# Stepchild vs bataleon



## Guest (Apr 6, 2009)

ive narrowed it down to two:

stepchild jp walker and the bataleon riot:

which do you like bettere, the rocker or the tbt?

and which is better for all mountain?


----------



## Guest (Apr 6, 2009)

you really do nee to stop starting all these threads.you can just continue on one of your already started threads man.


----------



## BigC_ 13 (Dec 28, 2008)

thomas.s.miller said:


> you really do nee to stop starting all these threads.you can just continue on one of your already started threads man.

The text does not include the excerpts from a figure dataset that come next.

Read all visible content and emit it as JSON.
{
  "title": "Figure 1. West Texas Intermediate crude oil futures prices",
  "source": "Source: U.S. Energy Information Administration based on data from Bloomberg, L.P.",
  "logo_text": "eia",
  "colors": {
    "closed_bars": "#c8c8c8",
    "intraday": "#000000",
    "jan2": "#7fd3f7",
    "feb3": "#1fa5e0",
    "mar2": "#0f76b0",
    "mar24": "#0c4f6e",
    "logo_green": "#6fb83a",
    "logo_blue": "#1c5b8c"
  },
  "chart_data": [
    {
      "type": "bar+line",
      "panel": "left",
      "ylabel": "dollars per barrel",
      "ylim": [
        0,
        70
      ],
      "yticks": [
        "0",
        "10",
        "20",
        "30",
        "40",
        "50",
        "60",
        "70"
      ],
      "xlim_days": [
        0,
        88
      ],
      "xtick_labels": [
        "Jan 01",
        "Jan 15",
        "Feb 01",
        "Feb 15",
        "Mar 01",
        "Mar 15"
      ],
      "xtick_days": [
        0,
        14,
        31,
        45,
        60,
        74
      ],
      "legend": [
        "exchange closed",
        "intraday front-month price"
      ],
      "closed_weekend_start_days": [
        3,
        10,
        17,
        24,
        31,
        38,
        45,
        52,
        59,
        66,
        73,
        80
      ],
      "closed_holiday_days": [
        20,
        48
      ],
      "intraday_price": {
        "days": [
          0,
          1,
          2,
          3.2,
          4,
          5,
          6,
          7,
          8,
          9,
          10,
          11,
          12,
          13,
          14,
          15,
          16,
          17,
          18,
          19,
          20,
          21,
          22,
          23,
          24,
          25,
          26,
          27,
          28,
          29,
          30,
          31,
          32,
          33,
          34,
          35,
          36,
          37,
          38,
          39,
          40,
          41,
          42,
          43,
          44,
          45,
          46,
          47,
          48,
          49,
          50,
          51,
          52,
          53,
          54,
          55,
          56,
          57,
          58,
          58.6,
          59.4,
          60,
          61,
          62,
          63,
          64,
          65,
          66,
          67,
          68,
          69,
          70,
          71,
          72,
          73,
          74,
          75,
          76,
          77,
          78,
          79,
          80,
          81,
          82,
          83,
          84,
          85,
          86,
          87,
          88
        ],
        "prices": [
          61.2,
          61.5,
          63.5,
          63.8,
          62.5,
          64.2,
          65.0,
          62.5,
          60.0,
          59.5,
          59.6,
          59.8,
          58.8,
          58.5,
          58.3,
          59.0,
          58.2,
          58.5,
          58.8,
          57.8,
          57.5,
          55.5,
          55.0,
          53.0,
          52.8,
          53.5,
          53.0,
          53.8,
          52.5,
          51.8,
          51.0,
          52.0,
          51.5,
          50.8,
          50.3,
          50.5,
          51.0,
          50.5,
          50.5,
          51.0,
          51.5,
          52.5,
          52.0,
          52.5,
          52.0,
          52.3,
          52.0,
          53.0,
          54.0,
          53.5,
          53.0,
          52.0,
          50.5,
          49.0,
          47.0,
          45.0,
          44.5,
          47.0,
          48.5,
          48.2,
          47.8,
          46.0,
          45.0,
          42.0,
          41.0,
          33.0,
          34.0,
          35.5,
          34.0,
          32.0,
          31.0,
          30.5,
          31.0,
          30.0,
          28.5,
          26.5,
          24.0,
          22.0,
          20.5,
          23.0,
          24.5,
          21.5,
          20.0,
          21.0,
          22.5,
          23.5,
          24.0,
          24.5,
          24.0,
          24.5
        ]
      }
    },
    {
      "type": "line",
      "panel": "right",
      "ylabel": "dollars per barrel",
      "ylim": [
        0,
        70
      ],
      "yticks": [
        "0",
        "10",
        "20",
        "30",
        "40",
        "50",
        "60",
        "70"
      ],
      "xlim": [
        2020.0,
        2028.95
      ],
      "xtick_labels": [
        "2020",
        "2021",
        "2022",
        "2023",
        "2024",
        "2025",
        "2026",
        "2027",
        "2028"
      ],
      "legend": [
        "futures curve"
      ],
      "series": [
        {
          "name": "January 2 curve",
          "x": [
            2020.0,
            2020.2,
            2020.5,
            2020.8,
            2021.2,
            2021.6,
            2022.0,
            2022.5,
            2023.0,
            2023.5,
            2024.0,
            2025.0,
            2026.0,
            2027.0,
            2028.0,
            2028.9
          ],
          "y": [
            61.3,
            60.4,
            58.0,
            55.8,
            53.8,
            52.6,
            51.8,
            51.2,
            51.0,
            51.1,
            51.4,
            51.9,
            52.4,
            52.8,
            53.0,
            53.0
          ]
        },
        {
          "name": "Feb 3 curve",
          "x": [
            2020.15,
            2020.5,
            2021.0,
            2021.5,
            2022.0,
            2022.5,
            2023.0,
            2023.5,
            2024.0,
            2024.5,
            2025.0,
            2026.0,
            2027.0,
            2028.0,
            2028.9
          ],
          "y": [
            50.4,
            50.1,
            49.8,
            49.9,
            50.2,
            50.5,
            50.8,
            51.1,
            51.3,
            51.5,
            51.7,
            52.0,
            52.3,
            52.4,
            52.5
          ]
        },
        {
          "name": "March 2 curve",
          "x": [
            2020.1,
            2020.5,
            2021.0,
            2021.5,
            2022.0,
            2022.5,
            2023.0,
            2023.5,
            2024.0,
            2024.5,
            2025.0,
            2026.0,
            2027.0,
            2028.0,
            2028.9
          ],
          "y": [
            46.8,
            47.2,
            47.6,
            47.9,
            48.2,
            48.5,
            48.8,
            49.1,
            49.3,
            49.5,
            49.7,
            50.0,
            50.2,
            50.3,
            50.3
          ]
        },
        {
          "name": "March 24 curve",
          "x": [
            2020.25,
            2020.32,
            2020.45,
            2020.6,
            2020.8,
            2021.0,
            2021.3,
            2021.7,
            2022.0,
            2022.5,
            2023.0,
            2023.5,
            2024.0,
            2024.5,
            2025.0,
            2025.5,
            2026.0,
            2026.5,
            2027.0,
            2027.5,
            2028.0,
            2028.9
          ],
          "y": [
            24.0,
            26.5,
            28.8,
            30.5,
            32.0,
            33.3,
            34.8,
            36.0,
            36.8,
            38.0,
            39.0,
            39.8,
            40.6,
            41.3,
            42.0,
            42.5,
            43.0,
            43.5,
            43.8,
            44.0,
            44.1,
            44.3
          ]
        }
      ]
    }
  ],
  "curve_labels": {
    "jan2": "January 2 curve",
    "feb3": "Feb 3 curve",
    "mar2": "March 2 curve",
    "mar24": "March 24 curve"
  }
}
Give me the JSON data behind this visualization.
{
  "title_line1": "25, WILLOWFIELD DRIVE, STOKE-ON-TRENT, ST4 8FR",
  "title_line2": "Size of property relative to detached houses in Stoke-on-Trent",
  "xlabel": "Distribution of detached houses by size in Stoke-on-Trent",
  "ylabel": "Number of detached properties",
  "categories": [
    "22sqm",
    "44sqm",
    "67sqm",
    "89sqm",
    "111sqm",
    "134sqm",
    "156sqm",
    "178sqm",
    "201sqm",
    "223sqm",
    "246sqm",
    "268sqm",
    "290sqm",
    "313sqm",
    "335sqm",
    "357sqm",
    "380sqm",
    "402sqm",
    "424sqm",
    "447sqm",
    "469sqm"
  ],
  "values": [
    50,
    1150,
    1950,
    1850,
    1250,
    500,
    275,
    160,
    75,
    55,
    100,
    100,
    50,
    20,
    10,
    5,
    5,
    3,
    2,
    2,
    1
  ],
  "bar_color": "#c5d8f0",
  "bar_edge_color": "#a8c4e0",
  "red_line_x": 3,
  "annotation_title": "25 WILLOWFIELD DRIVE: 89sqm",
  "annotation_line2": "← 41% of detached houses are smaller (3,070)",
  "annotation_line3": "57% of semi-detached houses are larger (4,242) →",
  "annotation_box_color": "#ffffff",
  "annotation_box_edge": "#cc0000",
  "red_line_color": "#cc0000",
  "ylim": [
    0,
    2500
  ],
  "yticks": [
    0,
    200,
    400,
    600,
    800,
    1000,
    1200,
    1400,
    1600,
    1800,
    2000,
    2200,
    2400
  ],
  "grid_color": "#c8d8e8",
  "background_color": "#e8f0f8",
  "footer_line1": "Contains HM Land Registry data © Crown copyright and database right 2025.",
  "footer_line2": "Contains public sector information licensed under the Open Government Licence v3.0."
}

ya take his advice, there is no need to start like 6 threads at the same time all about bataleons, one will suffice


----------



## jmacphee9 (Nov 11, 2008)

they both suck. start another thread now.


----------



## absoludicrous (Mar 26, 2009)

thomas.s.miller said:


> you really do nee to stop starting all these threads.you can just continue on one of your already started threads man.


:laugh: i haven't signed on in a while and thought wow there have been a lot of bataleon threads lately. oh wait it's all from one guy.


----------



## Guest (Apr 7, 2009)

jmacphee9 said:


> they both suck. start another thread now.


Just wait until its time to pick out bindings


----------